February 16, 2016 at 12:32 pm #316862Slurpeez
ParticipantBut it was one dress, one time.
It wasn’t a one-off. There was the first time on her date with Hook in 4×4 and again in 5×3 aboard his ship. The first time I might have written it off as the influence of Emma’s mom and Elsa helping her get ready for her date by selecting a dress Emma wouldn’t normally have chosen herself. However, the second time Emma deliberately chose to don the frou-frou dress. She did so because Hook was rejecting her as the dark one dressed all in black. And Emma desperately tried to soften herself to get him to see she was still the same Emma on the inside. But he still ended up rejecting her. That is why I go back to what Emma told Henry, “changing so someone likes you never works.” She was changing herself to get Hook to like her even as she was as the dark one, but it didn’t really work. Emma was saying she wasn’t weak as the dark one. In fact, she said she was stronger than ever because her walls were down and she no longer was afraid. Yet, Hook fundamentally rejected that version of Emma and said he liked her better with her walls up so he could be the one to tear them down. This goes back to something @nevermore wrote: “It’s that, going back to Emma’s character analysis, this sort of gender configuration depends, structurally, on Emma being weaker than the show was originally trying to sell to us.” I find this new branding not to be in keeping with the version of Emma Swan that the show was originally trying to sell us.

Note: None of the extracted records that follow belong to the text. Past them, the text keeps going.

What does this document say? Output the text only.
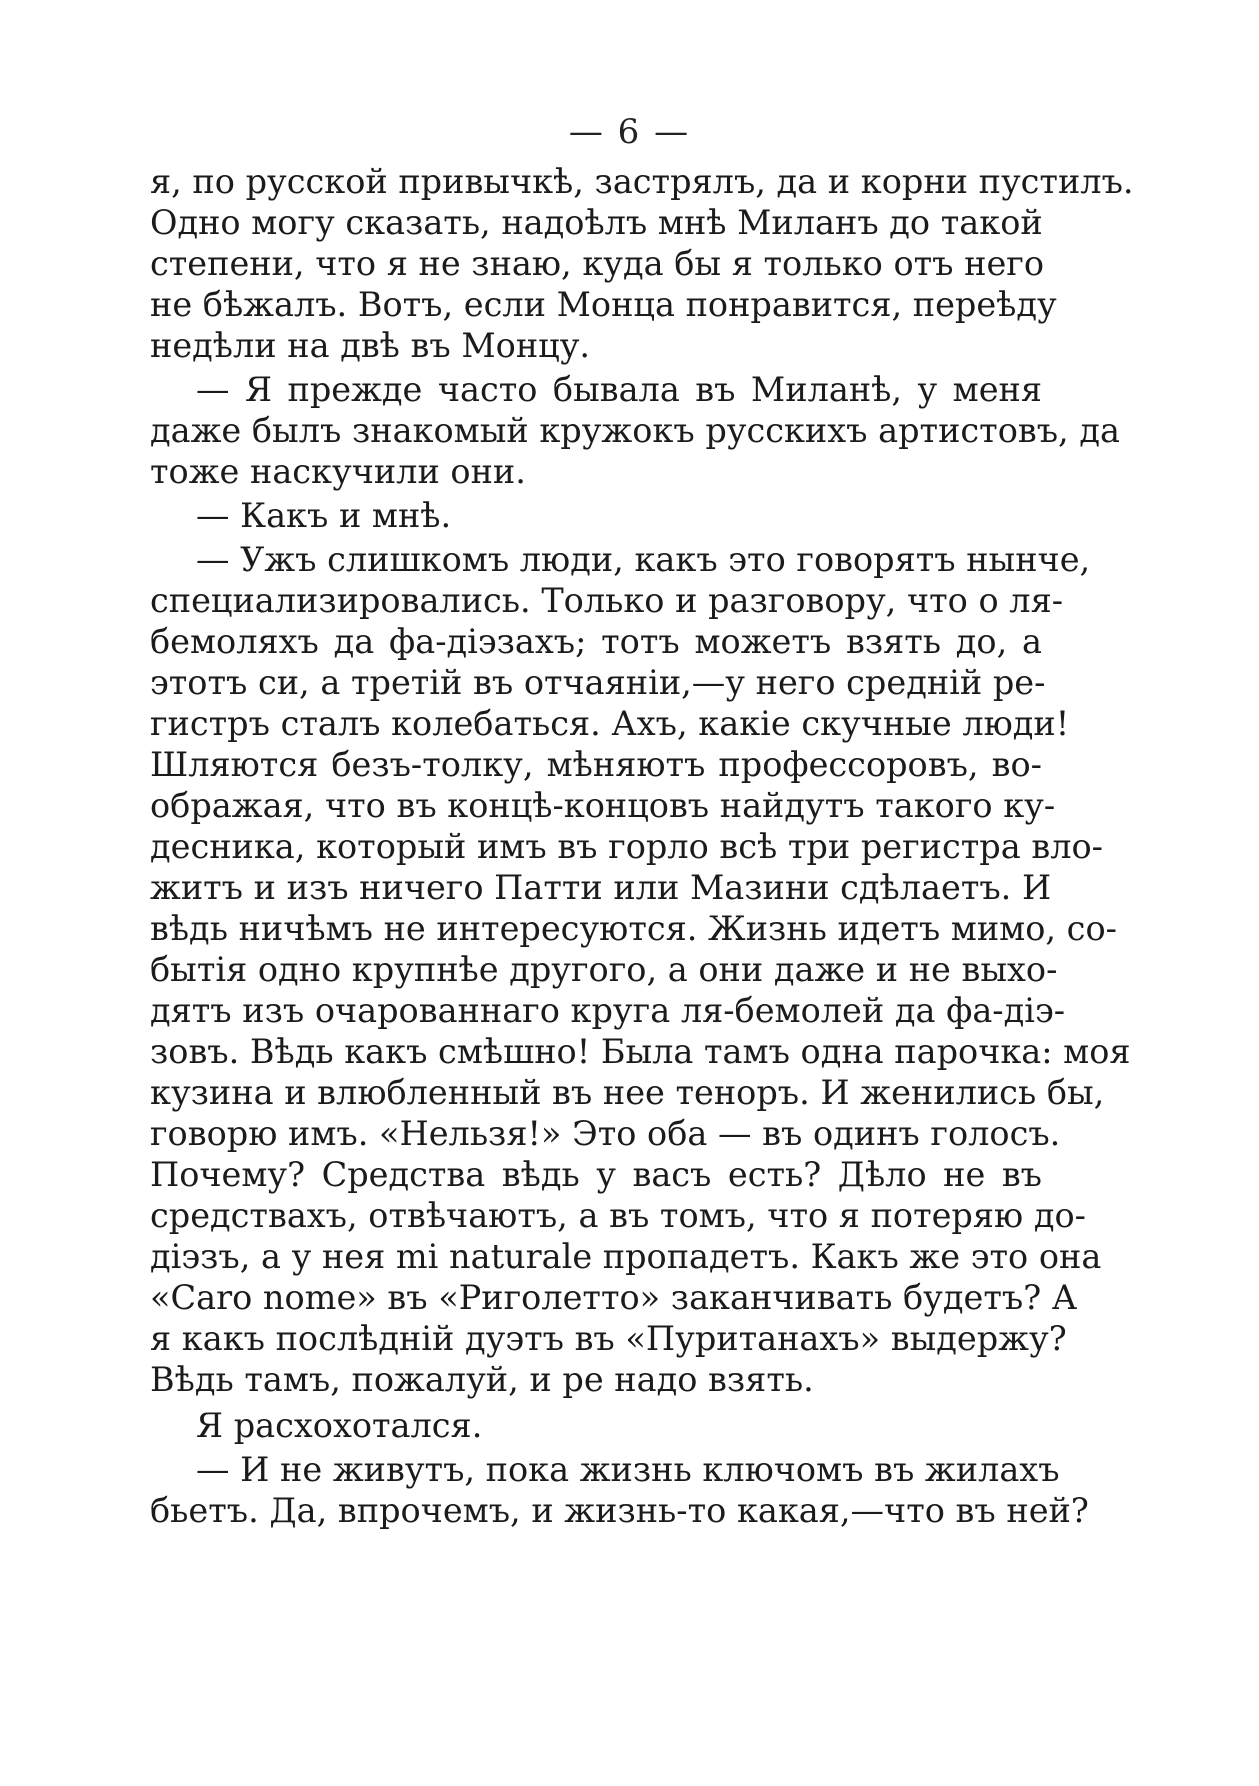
— 6 —
я, по русской привычкѣ, застрялъ, да и корни пустилъ.
Одно могу сказать, надоѣлъ мнѣ Миланъ до такой
степени, что я не знаю, куда бы я только отъ него
не бѣжалъ. Вотъ, если Монца понравится, переѣду
недѣли на двѣ въ Монцу.
— Я прежде часто бывала въ Миланѣ, у меня
даже былъ знакомый кружокъ русскихъ артистовъ, да
тоже наскучили они.
— Какъ и мнѣ.
— Ужъ слишкомъ люди, какъ это говорятъ нынче,
специализировались. Только и разговору, что о ля-
бемоляхъ да фа-діэзахъ; тотъ можетъ взять до, а
этотъ си, а третій въ отчаяніи,—у него средній ре-
гистръ сталъ колебаться. Ахъ, какіе скучные люди!
Шляются безъ-толку, мѣняютъ профессоровъ, во-
ображая, что въ концѣ-концовъ найдутъ такого ку-
десника, который имъ въ горло всѣ три регистра вло-
житъ и изъ ничего Патти или Мазини сдѣлаетъ. И
вѣдь ничѣмъ не интересуются. Жизнь идетъ мимо, со-
бытія одно крупнѣе другого, а они даже и не выхо-
дятъ изъ очарованнаго круга ля-бемолей да фа-діэ-
зовъ. Вѣдь какъ смѣшно! Была тамъ одна парочка: моя
кузина и влюбленный въ нее теноръ. И женились бы,
говорю имъ. «Нельзя!» Это оба — въ одинъ голосъ.
Почему? Средства вѣдь у васъ есть? Дѣло не въ
средствахъ, отвѣчаютъ, а въ томъ, что я потеряю до-
діэзъ, а у нея mi naturale пропадетъ. Какъ же это она
«Caro nome» въ «Риголетто» заканчивать будетъ? А
я какъ послѣдній дуэтъ въ «Пуританахъ» выдержу?
Вѣдь тамъ, пожалуй, и ре надо взять.
Я расхохотался.
— И не живутъ, пока жизнь ключомъ въ жилахъ
бьетъ. Да, впрочемъ, и жизнь-то какая,—что въ ней?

"That’s how you know you’ve really got a home. When you leave it, there’s this feeling that you can’t shake. You just miss it." Neal Cassidy
February 16, 2016 at 12:40 pm #316863thedarkonedearie
ParticipantShe did so because Hook was rejecting her as the dark one dressed all in black. And Emma desperately tried to soften herself to get him to see she was still the same Emma on the inside. But he still ended up rejecting her.
Right, but the DO outfit with the weird hair and glitter wasn’t her either. I think she was trying to let him know Emma (without the DO influence) was still there. That she could be the DO, but still be the Emma he knew.